Now you want to show her that her code is slow. When the function $\mathrm{fun(A)}$ is greater than or equal to $lim$, her code will get $\text{Time Limit Exceeded}$. You want to know how many distinct permutations $P$ of $[1, 2, \dots, n]$ satisfies $\mathrm{fun(P)} \geq lim$. Because the answer may be large, you will only need to find the answer modulo $10^9+7$.

Input

The only line of the input contains two integers $n$ and $lim$ ($1 \leq n \leq 200$, $1 \leq lim \leq 10^9$).

Output

Output the number of different permutations that satisfy the condition modulo $10^9+7$.

ExamplesInput

4 10

Output

8

Input

8 32

Output

1280

Note

In the first example, $P = [1, 4, 2, 3]$ satisfies the condition, because: $\mathrm{fun([1, 4, 2, 3]) = 4 + fun([4, 2, 3]) = 7 + fun([2, 3]) = 9 + fun([3]) = 10}$

Do remember to output the answer modulo $10^9+7$.

题目大意：
这个题目是关于一个特定的快速排序变体，其中“水母”总是选择数组的第一个元素作为“基准”元素。给定一个数组A，函数fun(A)计算排序所需的时间，其伪代码如下：

```plaintext
function fun(A)
if A.length > 0
let L[1 ... L.length] and R[1 ... R.length] be new arrays
L.length = R.length = 0
for i = 2 to A.length
if A[i] < A[1]
L.length = L.length + 1
L[L.length] = A[i]
else
R.length = R.length + 1
R[R.length] = A[i]
return A.length + fun(L) + fun(R)
else
return 0
```

输入输出数据格式：
输入：输入包含两个整数n和lim（1 ≤ n ≤ 200, 1 ≤ lim ≤ 10^9），其中n是数组的大小，lim是函数fun(A)的阈值。
输出：输出满足fun(P) ≥ lim的不同排列数P（P是[1, 2, ..., n]的排列）模10^9+7的结果。

示例：
输入：
4 10
输出：
8

输入：
8 32
输出：
1280

注意：在第一个示例中，P = [1, 4, 2, 3]满足条件，因为fun([1, 4, 2, 3]) = 4 + fun([4, 2, 3]) = 7 + fun([2, 3]) = 9 + fun([3]) = 10。记得输出结果模10^9+7。题目大意： 这个题目是关于一个特定的快速排序变体，其中“水母”总是选择数组的第一个元素作为“基准”元素。

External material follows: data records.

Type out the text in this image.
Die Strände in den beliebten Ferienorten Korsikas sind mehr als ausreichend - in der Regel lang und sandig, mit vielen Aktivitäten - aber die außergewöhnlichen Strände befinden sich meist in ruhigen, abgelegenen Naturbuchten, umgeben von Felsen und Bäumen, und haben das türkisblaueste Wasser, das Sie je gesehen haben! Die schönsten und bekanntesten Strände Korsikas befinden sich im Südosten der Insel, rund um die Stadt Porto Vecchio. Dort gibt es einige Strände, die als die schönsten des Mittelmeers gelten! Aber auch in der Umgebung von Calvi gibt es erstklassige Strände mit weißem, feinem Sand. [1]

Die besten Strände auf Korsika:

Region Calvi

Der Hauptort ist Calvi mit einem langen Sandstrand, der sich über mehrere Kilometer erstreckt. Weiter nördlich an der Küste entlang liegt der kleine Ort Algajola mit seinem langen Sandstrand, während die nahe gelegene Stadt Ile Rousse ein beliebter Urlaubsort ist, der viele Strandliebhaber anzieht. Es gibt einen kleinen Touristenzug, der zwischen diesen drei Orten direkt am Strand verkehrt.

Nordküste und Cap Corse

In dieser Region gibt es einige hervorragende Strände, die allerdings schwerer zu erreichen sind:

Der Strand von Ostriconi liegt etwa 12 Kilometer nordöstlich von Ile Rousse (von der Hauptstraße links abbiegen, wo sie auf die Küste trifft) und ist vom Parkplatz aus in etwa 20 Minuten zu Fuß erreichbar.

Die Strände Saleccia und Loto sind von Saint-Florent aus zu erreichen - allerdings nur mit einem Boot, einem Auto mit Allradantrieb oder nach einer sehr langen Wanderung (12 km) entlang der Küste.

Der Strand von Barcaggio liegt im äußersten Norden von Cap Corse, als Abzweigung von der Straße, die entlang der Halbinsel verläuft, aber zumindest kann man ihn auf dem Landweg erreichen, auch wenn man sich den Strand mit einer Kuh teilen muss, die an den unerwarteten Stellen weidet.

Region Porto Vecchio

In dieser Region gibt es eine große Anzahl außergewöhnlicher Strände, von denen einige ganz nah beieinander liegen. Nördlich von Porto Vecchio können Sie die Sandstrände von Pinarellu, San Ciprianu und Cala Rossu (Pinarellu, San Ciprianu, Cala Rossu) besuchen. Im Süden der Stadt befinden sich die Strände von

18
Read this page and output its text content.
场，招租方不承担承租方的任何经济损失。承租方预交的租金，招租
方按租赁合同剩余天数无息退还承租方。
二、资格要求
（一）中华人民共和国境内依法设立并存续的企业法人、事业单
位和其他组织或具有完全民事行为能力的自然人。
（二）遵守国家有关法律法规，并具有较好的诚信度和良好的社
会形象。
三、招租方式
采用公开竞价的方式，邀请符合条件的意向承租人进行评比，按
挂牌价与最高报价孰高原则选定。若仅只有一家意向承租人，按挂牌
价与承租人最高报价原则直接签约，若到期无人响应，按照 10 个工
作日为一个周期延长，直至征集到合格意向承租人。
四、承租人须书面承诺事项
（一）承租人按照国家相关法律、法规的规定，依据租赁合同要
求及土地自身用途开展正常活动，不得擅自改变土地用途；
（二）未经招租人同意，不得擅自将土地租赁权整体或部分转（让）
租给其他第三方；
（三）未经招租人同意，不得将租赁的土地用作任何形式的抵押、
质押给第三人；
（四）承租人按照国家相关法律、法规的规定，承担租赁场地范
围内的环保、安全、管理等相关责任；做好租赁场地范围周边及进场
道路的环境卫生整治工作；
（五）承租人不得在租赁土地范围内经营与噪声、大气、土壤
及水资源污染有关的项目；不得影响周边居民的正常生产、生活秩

给定一个数组A，函数fun(A)计算排序所需的时间，其伪代码如下： ```plaintext function fun(A) if A.length > 0 let L[1 ... L.length] and R[1 ... R.length] be new arrays L.length = R.length = 0 for i = 2 to A.length if A[i] < A[1] L.length = L.length + 1 L[L.length] = A[i] else R.length = R.length + 1 R[R.length] = A[i] return A.length + fun(L) + fun(R) else return 0 ``` 输入输出数据格式： 输入：输入包含两个整数n和lim（1 ≤ n ≤ 200, 1 ≤ lim ≤ 10^9），其中n是数组的大小，lim是函数fun(A)的阈值。 输出：输出满足fun(P) ≥ lim的不同排列数P（P是[1, 2, ..., n]的排列）模10^9+7的结果。 示例： 输入： 4 10 输出： 8 输入： 8 32 输出： 1280 注意：在第一个示例中，P = [1, 4, 2, 3]满足条件，因为fun([1, 4, 2, 3]) = 4 + fun([4, 2, 3]) = 7 + fun([2, 3]) = 9 + fun([3]) = 10。记得输出结果模10^9+7。